Accordingly, 185 staff members were required to undergo further training and 90 were barred from having any involvement in future exams. Effective and immediate action was taken to curb the malpractice. An example was made of the miscreants; cheating could not and would not be tolerated. Thus it is no surprise, cheating which occurred in the UK only made up 0.015 percent of all exam entrants. In contrast, cheating in Sindh continues to be a common practice despite the provincial government’s attempts to curb it.

This year, upon discovering students in Sukkur openly cheating during their matriculation exams, Sindh Chief Minister Murad Ali Shah suspended the Controller of Examination of Sukkur Education Board. He also ordered a thorough investigation into the matter. While this dealing with the aftermath may appear a redundant publicity stunt, it is necessary to evaluate and restructure policy measures for the upcoming year. Furthermore, it is pertinent to note that the Sindh government had put restrictions into place before the exam season began to prevent cheating – albeit unsuccessfully.
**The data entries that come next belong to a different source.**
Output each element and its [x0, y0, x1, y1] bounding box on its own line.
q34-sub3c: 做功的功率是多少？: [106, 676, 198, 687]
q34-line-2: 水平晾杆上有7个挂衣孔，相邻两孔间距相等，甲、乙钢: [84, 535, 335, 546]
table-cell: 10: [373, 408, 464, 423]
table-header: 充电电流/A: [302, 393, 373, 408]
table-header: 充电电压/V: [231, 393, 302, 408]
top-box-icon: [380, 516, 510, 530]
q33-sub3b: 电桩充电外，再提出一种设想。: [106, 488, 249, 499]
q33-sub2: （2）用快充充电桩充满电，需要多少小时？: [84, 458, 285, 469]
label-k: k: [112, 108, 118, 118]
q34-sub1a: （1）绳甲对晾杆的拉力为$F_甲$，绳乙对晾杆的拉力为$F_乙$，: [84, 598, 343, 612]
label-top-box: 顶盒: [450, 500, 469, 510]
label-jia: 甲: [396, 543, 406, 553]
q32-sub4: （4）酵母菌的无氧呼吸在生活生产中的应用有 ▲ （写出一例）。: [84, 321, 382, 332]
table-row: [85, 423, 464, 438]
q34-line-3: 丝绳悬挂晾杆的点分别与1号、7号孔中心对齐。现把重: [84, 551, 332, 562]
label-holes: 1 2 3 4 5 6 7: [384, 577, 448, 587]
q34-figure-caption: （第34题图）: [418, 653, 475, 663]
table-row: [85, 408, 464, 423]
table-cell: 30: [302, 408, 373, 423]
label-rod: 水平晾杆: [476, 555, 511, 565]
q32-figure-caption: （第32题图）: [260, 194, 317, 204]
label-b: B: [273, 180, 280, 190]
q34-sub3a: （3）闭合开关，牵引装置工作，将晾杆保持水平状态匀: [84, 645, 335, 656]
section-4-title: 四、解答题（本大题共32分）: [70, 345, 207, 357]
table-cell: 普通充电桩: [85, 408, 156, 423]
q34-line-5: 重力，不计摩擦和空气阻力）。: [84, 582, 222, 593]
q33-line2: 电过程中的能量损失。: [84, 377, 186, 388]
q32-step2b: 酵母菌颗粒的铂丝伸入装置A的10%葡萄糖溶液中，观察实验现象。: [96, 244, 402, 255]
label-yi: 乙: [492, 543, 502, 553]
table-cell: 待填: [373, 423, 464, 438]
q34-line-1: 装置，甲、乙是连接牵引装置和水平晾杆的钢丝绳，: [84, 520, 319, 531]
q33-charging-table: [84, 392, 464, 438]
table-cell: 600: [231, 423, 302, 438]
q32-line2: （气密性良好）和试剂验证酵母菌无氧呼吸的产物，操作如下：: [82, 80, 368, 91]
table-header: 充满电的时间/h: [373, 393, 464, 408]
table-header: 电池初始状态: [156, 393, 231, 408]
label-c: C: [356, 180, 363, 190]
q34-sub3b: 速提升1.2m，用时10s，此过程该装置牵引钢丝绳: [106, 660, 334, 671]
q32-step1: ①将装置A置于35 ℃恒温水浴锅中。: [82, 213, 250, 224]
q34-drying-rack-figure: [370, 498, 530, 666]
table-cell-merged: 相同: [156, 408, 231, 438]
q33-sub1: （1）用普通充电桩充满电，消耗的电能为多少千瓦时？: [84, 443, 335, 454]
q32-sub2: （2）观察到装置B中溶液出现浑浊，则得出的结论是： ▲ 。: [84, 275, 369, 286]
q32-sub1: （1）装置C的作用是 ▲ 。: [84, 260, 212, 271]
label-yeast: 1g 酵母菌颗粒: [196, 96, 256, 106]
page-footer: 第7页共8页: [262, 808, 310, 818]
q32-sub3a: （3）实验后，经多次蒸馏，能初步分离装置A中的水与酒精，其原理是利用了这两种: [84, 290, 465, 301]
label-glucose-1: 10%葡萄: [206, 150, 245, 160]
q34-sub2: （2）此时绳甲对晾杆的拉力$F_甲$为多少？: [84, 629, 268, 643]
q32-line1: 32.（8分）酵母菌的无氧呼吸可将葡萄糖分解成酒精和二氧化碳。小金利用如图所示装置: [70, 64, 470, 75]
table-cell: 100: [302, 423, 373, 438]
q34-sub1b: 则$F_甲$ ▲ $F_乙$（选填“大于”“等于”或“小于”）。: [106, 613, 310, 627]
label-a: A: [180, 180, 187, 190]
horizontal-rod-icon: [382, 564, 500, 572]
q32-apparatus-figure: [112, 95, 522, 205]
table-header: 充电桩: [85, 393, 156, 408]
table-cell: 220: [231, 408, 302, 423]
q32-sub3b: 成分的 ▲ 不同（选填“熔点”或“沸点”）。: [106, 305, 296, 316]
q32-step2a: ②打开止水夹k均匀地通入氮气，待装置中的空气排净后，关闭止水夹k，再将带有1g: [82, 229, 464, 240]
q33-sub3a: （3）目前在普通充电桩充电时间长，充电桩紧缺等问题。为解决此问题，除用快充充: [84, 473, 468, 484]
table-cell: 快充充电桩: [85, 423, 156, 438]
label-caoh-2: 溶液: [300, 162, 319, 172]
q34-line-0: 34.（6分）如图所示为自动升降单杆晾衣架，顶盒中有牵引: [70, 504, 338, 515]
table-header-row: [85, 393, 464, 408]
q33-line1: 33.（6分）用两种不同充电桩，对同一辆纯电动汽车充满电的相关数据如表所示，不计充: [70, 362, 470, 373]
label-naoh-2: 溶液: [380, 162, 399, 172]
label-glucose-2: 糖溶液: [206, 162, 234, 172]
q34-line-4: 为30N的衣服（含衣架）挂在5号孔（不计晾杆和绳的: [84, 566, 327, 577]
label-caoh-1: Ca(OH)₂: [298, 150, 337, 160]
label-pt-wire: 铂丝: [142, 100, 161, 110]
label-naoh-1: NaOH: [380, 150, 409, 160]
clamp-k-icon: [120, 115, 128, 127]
A month prior to the examinations, the provincial government had announced that the exams would be conducted in grounds instead of classrooms to prevent cheating. The photocopy shops around the examination centres were also banned from operation during the examination period. Section 144 of the Criminal Procedure Code was imposed in areas surrounding examination centres, preventing an assembly of four or more persons in a public space. Station house officers (SHOs) were empowered to take action against violation of the code and to register complaints of unfair means. Yet, cheating teenagers reigned supreme.

Are the students too smart, and hence capable of easily outwitting qualified adults, or are the adults in charge simply incompetent? Preventing cheating is no easy task. Like any other (immoral) activity, where there is money to be made there will be service providers, especially in a country like Pakistan.

In our nation, purchasing quick fixes is a common practice. Paying money gets you forgiveness for murder, it enables you to avoid a traffic violation ticket, money gets you a job others are equally qualified for, it gets you access to prostitutes and drugs; money makes the world go round. So in the midst of all these crimes someone making money by leaking out a piece of paper as the exam questions are being printed seems harmless.

As a society we are constantly encircled by stigmas, some of which have had deadly consequences. There are stigmas on love marriages, second marriages, no marriages, transgender persons, survivors of rape, victims of sexual harassment and what not. Yet little shame is attached to being caught cheating when the sole purpose of exams is to test an individual’s learning. It is easy to point out the provincial government’s failure in preventing cheating; it is much more difficult for a parent to acknowledge their own failure in being unable to teach their child the value of honesty and hard work.